There was a waterfall Kevin opted to climb up and then drop from several times that he enjoyed, we well as crawling through insanely tight crevices. I was grateful for some alternative methods of getting to the same place- my favorite being climbing then sliding down on my behind. We were really able to take our time and enjoy this unique playground.
With a chocolate snack and what is known as dead mouse tea, we sat back and turned our headlamps off to enjoy the network of glowworms. While we had ample opportunity beforehand, the place they ultimately took us to was covered in thousands of glowworms.
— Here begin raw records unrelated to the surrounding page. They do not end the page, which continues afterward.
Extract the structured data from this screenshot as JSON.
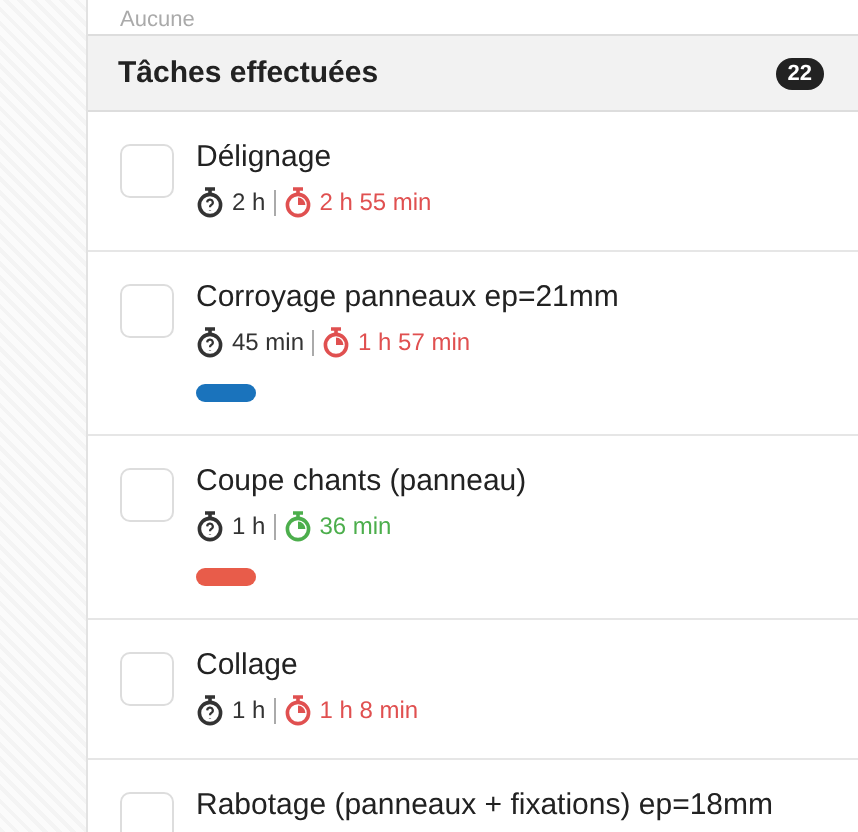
{
  "previous_section": {
    "text": "Aucune"
  },
  "section": {
    "title": "Tâches effectuées",
    "count": "22"
  },
  "tasks": [
    {
      "title": "Délignage",
      "checked": false,
      "estimated": "2 h",
      "actual": "2 h 55 min",
      "overdue": true
    },
    {
      "title": "Corroyage panneaux ep=21mm",
      "checked": false,
      "estimated": "45 min",
      "actual": "1 h 57 min",
      "overdue": true,
      "color": "#1a73bc"
    },
    {
      "title": "Coupe chants (panneau)",
      "checked": false,
      "estimated": "1 h",
      "actual": "36 min",
      "overdue": false,
      "color": "#e85c4a"
    },
    {
      "title": "Collage",
      "checked": false,
      "estimated": "1 h",
      "actual": "1 h 8 min",
      "overdue": true
    },
    {
      "title": "Rabotage (panneaux + fixations) ep=18mm",
      "checked": false
    }
  ]
}
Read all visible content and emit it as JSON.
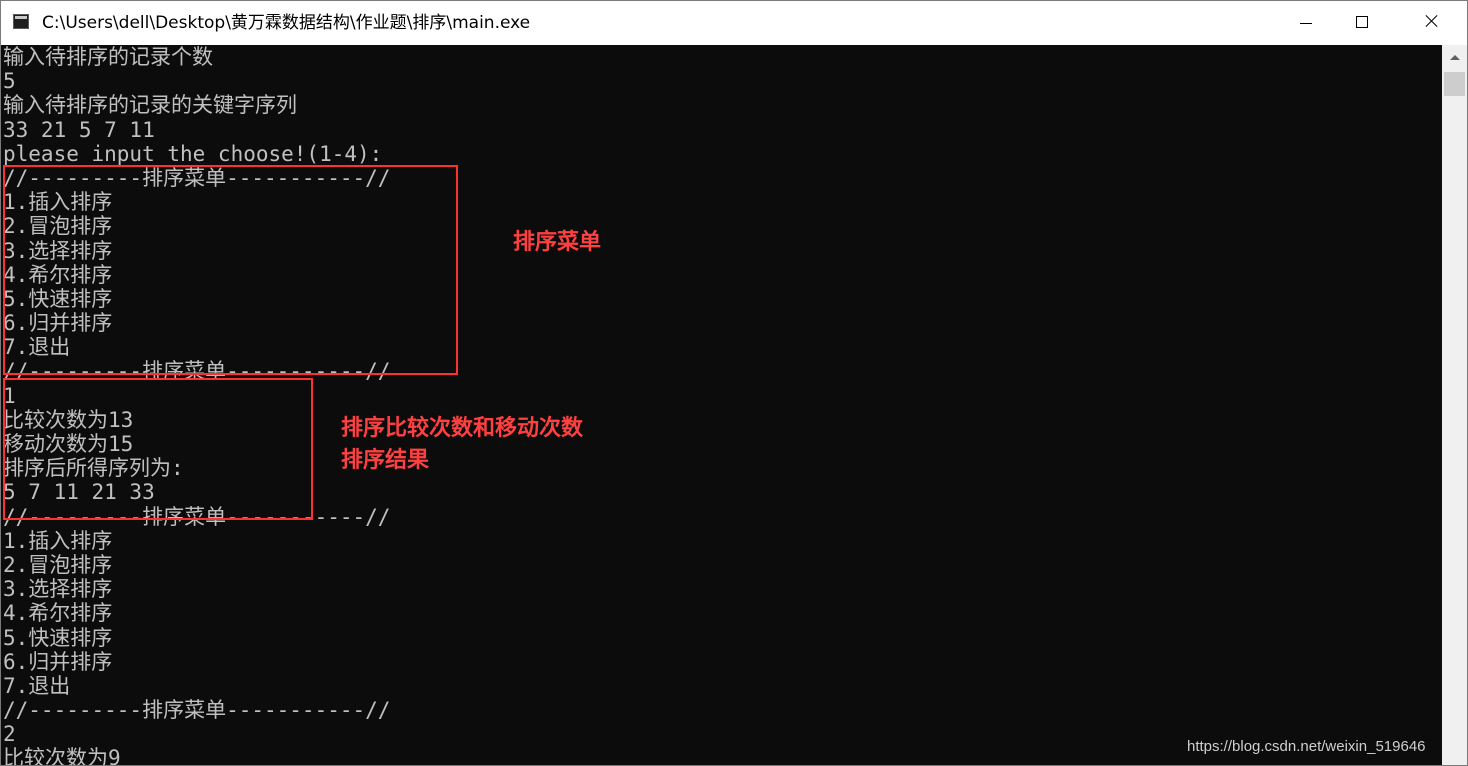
{
  "window": {
    "title": "C:\\Users\\dell\\Desktop\\黄万霖数据结构\\作业题\\排序\\main.exe"
  },
  "console": {
    "lines": [
      "输入待排序的记录个数",
      "5",
      "输入待排序的记录的关键字序列",
      "33 21 5 7 11",
      "please input the choose!(1-4):",
      "//---------排序菜单-----------//",
      "1.插入排序",
      "2.冒泡排序",
      "3.选择排序",
      "4.希尔排序",
      "5.快速排序",
      "6.归并排序",
      "7.退出",
      "//---------排序菜单-----------//",
      "1",
      "比较次数为13",
      "移动次数为15",
      "排序后所得序列为:",
      "5 7 11 21 33",
      "//---------排序菜单-----------//",
      "1.插入排序",
      "2.冒泡排序",
      "3.选择排序",
      "4.希尔排序",
      "5.快速排序",
      "6.归并排序",
      "7.退出",
      "//---------排序菜单-----------//",
      "2",
      "比较次数为9"
    ]
  },
  "annotations": {
    "menu": "排序菜单",
    "result_line1": "排序比较次数和移动次数",
    "result_line2": "排序结果"
  },
  "watermark": "https://blog.csdn.net/weixin_519646",
  "colors": {
    "console_background": "#0c0c0c",
    "console_text": "#c0c0c0",
    "annotation": "#ff4040",
    "titlebar": "#ffffff"
  },
  "icons": {
    "app": "console-app-icon",
    "minimize": "minimize-icon",
    "maximize": "maximize-icon",
    "close": "close-icon",
    "scroll_up": "chevron-up-icon"
  }
}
Craig explained the life cycle of a glow worm and how they end up looking like this- it looks like the city lights from the high vantage of an airplane. They are concentrated in several areas and make this network in the sky (cave sky, of course). Well worth this incredible view.
We exited the cave past 4PM and walked through the farm lands until we made it back to the camp ground. They had showers so we rinsed off before returning to our normal clothes. We knew a dinner was included but we did not expect such a feast! They had a grill with veggies, potatoes, steak, sausage, as well as garlic bread and side salads for us to eat. What a way to end this day.
We are so thankful to Craig and Deni for such an amazing (and safe) experience exploring the Waitomo glowworm caves- thank you for being patient with me! We are so happy to have to opportunity to experience this incredible part of the world in this unique way.